I personally think the "crazy" label kicks in when the person has severely diminished their actual, real life in order to prepare for an unlikely future scenario. Especially when that scenario is strangely specific and seems more like fantasy where the preparer will become a vigilante hero in the new world.
Simply being prepared for emergencies is certainly not crazy. Saving money for an employment emergency seems like the most real threat to most of us. But I guess that's not as much fun as stock-piling guns and ammo for a zombie apocalypse.
There's a lot of things you can do that are even sometimes better for your well-being. Buying gold, for example, can be a relatively safe hedge against unemployment (and even science-fiction-level economic collapse).
Honest question: how does one buy currency with gold even under current circumstances? Let’s even forget the doomsday for a moment.
OP mentions gold as safe non-crazy way to protect savings against long-term inflation and depressions. However, from what I understand, any outsider would be extremely lucky to sell it at a rate anything close to the market, and common sense suggests that if dollar plunges it’d become proportionately trickier.
If selling it isn’t as tricky as it seems, then the reverse question comes up: how to buy it now without being ripped off?

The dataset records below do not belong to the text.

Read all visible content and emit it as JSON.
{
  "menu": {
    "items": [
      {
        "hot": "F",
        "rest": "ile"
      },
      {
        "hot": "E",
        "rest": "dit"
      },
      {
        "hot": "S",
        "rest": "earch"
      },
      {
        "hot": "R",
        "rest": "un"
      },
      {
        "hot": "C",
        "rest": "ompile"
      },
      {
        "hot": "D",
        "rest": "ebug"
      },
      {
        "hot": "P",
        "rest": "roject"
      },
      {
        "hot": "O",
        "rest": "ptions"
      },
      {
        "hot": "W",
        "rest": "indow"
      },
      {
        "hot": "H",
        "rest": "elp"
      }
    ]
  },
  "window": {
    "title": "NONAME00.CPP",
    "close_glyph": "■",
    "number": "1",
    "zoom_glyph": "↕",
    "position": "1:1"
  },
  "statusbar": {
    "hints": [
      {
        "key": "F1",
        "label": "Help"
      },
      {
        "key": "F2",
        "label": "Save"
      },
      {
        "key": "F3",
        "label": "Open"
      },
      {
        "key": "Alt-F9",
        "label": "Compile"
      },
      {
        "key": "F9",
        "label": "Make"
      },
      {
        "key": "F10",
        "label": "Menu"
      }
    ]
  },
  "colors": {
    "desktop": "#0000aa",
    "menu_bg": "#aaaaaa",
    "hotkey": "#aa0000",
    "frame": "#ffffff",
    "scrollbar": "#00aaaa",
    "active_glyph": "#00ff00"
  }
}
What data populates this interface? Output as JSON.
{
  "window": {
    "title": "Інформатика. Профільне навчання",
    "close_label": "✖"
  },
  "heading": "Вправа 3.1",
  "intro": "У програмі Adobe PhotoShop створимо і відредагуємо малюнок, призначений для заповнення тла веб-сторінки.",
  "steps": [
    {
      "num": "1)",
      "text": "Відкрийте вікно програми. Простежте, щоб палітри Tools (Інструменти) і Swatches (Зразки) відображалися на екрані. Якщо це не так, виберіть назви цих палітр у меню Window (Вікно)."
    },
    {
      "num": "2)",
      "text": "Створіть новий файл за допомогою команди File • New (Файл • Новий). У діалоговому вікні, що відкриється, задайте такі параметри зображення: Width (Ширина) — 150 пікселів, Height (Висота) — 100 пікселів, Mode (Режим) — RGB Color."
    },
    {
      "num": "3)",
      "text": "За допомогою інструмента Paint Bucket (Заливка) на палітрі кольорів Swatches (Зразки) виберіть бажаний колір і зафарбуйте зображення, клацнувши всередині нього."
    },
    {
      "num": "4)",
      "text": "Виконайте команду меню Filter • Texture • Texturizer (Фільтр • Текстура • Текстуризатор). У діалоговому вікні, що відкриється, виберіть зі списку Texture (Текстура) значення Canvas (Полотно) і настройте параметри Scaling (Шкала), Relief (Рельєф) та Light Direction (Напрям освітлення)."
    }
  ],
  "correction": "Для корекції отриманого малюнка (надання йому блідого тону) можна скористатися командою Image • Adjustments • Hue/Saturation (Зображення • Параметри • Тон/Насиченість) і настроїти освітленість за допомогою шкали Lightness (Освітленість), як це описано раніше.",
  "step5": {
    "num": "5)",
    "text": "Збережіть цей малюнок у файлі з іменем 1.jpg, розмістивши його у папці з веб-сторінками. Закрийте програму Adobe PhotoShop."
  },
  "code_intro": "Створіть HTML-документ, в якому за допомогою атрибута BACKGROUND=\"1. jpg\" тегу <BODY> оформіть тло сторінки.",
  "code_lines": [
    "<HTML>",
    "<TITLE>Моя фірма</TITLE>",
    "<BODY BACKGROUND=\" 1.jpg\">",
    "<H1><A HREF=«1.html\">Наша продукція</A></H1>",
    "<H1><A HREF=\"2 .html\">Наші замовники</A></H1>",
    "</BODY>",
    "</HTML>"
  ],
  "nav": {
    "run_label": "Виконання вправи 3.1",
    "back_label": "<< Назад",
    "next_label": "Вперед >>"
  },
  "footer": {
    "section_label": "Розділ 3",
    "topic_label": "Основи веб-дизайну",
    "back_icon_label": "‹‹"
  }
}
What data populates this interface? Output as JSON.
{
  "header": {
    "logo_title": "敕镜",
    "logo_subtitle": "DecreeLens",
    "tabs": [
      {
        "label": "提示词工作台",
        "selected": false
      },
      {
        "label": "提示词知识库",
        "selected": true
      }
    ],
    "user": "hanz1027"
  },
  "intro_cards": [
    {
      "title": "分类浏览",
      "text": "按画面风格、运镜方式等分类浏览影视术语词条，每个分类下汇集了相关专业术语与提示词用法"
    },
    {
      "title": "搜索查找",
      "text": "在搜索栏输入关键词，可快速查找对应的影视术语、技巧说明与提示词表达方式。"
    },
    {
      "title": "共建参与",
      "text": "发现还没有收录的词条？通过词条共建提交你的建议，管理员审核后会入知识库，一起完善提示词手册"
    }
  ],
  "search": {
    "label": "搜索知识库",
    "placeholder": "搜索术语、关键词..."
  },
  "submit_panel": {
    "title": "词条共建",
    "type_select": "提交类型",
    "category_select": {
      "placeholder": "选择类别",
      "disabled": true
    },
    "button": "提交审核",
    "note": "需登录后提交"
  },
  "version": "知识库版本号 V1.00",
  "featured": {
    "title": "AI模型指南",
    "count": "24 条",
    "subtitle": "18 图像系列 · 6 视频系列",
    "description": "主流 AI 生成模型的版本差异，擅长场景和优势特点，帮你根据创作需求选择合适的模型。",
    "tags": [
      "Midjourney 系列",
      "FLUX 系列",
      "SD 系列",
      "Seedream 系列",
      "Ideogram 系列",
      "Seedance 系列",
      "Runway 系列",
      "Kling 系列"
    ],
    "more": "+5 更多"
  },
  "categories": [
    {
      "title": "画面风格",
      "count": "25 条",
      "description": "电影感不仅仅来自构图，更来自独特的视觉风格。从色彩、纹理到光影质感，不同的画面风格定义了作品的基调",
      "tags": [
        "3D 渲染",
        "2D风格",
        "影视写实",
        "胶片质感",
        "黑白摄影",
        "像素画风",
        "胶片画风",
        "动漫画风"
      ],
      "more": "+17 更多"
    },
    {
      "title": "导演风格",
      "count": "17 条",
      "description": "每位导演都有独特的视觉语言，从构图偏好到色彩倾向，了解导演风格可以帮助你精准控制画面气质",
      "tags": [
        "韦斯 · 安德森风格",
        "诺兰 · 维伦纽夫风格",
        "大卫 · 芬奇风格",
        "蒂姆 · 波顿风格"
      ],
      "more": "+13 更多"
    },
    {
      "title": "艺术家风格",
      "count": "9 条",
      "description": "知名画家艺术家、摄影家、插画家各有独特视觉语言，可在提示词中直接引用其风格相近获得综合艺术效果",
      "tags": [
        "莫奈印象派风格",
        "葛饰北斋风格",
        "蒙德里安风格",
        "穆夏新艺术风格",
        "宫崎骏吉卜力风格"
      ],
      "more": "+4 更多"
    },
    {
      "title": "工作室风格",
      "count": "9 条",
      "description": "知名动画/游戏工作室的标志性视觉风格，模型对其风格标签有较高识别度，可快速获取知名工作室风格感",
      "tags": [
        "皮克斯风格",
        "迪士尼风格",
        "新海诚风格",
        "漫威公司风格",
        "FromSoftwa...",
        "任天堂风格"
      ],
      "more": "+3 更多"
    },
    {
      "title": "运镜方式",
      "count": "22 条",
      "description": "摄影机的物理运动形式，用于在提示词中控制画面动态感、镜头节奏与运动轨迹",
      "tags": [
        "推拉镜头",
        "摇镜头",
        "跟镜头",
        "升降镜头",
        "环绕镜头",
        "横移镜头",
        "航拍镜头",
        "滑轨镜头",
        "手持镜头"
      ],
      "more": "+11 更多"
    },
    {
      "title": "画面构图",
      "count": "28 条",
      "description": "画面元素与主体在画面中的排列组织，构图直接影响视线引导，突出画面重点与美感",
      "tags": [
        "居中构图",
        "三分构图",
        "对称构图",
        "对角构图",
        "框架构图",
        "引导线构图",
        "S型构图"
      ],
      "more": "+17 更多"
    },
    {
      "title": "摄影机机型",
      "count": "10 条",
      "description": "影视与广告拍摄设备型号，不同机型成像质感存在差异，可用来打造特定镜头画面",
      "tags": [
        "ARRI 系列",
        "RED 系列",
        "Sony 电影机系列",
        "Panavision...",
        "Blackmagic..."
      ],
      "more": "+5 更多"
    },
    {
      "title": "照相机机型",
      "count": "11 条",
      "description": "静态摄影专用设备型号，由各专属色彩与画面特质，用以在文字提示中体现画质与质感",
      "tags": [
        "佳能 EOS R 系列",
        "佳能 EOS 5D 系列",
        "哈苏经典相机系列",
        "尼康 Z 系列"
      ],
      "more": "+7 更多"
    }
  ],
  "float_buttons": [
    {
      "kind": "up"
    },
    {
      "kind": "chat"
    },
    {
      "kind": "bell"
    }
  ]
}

I think your confused about gold. Any coin shop or pawn shop in America will give you close to spot price in USD for the yellow metal. You don't even need to show ID.
The hard part has been.. how do you buy or sell or pay with gold electronically while having a convenient audit trail so that it's not a time consuming process to file your taxes, but that's also solved thanks to a startup founded in part by a senior paypal exec: https://www.bitgold.com/
Gold is used as carrying currency in places like zimbabwe where the official currency is too unreliable. People directly measure out quantities and weigh them, like in mining days but with more accuracy (digital scales). Presumably other forms of exchange are used for smaller denominations (goods for barter etc)
Simply being prepared for emergencies is certainly not crazy. Saving money for an employment emergency seems like the most real threat to most of us. But I guess that's not as much fun as stock-piling guns and ammo for a zombie apocalypse.